C’est dans ce cadre soigneusement délimité que Lionel Jospin avait gouverné la France de 1997 à 2002, fait baisser le déficit chronique des finances publiques et pu imposer les fameuses 35 heures, mesure généreuse, effectivement inscrite dans le programme socialiste et aberration économique dont la France paierait ultérieurement les conséquences néfastes.
PS : un marigot où des lézards se prennent pour des crocodiles
Au fait, s’agissait-il seulement, cette semaine, d’enterrer un homme politique ou de célébrer symboliquement, en même temps que le mort, les obsèques de la gauche plurielle, turbulente, diverse mais unie derrière lui pendant cinq ans et l’inhumation des promesses, des avancées et des espoirs dont elle se disait encore porteuse il y a un quart de siècle. Face à l'hôtel des Invalides, puis au cimetière Montparnasse, se pressaient autour du cercueil puis de la tombe de l’ancien Premier ministre les fantômes et les ultimes survivants de ce qui avait été, il y a un quart de siècle, autour de Jospin et sous sa houlette, le Parti socialiste qui se disait alors et semblait en effet s’être métamorphosé à la fois en incarnation de la gauche démocratique et en parti de gouvernement.
Mauroy, Fabius, Moscovici, Rocard, Chevènement Strauss-Kahn, Lang, Aubry, Védrine, Badinter, Dumas, morts, demi-morts, retraités, ils étaient l’invisible cortège que Lionel Jospin invitait à l’accompagner une dernière fois. Quelle décadence, quelle dégringolade, quelle sinistre rigolade ! Que reste-t-il de ce parti que Mitterrand avait conduit à la victoire et qui n’a pas résisté aux délices, aux poisons et à l’usure du pouvoir ? Un marigot où des lézards qui se prennent pour des crocodiles se disputent les dernières miettes du festin, où Boris Vallaud et Nicolas Mayer-Rossignol s’affrontent sous le regard paterne de Hollande et les yeux affolés d’Olivier Faure dans une bataille d’homoncules aspirant à porter la bannière effilochée d’un mouvement crépusculaire dont le potentiel électoral, lors de la prochaine présidentielle, oscille entre 1 et 5 % des intentions de vote.

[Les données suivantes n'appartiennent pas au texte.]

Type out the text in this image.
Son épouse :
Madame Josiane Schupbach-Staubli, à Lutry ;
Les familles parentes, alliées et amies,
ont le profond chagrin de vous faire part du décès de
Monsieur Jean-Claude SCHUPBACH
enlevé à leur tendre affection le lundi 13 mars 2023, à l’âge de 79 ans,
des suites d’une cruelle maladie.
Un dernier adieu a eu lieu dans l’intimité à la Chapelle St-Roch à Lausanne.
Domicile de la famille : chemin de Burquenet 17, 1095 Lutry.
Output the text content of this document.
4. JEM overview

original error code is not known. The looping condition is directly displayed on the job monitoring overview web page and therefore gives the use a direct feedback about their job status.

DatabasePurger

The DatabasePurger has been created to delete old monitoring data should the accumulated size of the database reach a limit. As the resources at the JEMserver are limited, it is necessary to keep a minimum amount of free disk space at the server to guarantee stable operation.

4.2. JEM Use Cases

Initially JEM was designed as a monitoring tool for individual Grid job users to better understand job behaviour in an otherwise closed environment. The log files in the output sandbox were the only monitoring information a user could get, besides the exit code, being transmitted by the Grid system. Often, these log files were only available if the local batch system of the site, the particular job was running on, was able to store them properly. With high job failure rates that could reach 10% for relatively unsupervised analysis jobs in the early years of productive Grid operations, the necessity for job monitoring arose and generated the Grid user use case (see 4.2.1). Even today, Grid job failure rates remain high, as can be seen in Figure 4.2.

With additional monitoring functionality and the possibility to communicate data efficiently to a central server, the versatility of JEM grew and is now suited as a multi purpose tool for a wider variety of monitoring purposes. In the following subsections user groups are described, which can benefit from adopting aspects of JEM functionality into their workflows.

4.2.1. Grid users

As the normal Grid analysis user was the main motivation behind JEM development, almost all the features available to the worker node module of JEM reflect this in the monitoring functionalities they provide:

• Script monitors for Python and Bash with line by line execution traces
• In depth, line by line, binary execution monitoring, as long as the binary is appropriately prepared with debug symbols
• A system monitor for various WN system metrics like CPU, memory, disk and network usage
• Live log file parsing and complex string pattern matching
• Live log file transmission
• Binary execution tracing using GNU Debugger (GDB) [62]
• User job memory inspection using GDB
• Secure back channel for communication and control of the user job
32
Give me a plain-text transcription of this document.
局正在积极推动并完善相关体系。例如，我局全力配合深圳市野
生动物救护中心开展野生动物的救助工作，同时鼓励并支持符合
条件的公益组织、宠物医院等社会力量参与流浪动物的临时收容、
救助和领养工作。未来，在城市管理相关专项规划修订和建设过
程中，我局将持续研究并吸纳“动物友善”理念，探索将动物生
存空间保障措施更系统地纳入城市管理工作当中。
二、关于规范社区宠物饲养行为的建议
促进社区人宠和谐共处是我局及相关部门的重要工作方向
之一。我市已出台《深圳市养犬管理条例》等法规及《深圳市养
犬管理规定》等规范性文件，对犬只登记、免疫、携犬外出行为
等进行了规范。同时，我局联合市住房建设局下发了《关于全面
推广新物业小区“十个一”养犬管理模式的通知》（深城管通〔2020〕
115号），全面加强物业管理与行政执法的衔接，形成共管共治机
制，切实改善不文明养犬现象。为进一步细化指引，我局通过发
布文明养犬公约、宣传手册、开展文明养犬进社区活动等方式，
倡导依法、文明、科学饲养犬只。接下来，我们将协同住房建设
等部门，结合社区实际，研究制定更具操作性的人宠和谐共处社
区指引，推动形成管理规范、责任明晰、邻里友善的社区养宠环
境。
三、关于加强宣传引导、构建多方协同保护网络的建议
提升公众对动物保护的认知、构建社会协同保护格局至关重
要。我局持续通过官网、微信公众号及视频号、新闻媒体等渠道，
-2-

LR : des héritiers présomptueux d’un trône bientôt vacant
Ce qui, dans l’ancienne partition du paysage français entre la gauche et la droite traditionnelles, aurait symétriquement et naturellement débouché sur la revanche et le triomphe de l’autre grand parti de gouvernement, de cette grande droite républicaine que, sous des noms divers et aussi vite oubliés qu’inventés, Chirac puis Sarkozy puis je ne sais plus qui ont successivement porté à l’Élysée puis mené à l’abîme et qui, en voie de groupusculisation puis d’extinction comme son vieux pendant de gauche, se déchire et se débande dans une guerre picrocholine qui lui sera également fatale. Tandis que le PS, faute de chefs, faute de troupes, faute d’idées, se débat sous le regard concupiscent de La France insoumise, les chefaillons de LR, incapables de résister à l’attractivité du RN ou à l’absorption par le supposé « bloc central », se déchirent à qui endossera le costume présidentiel que le général de Gaulle avait taillé à sa mesure et où flottent aussi bien Retailleau que Wauquiez, Barnier, Bertrand, Larcher et autres candidats déclarés ou non, héritiers présomptueux d’un trône bientôt vacant.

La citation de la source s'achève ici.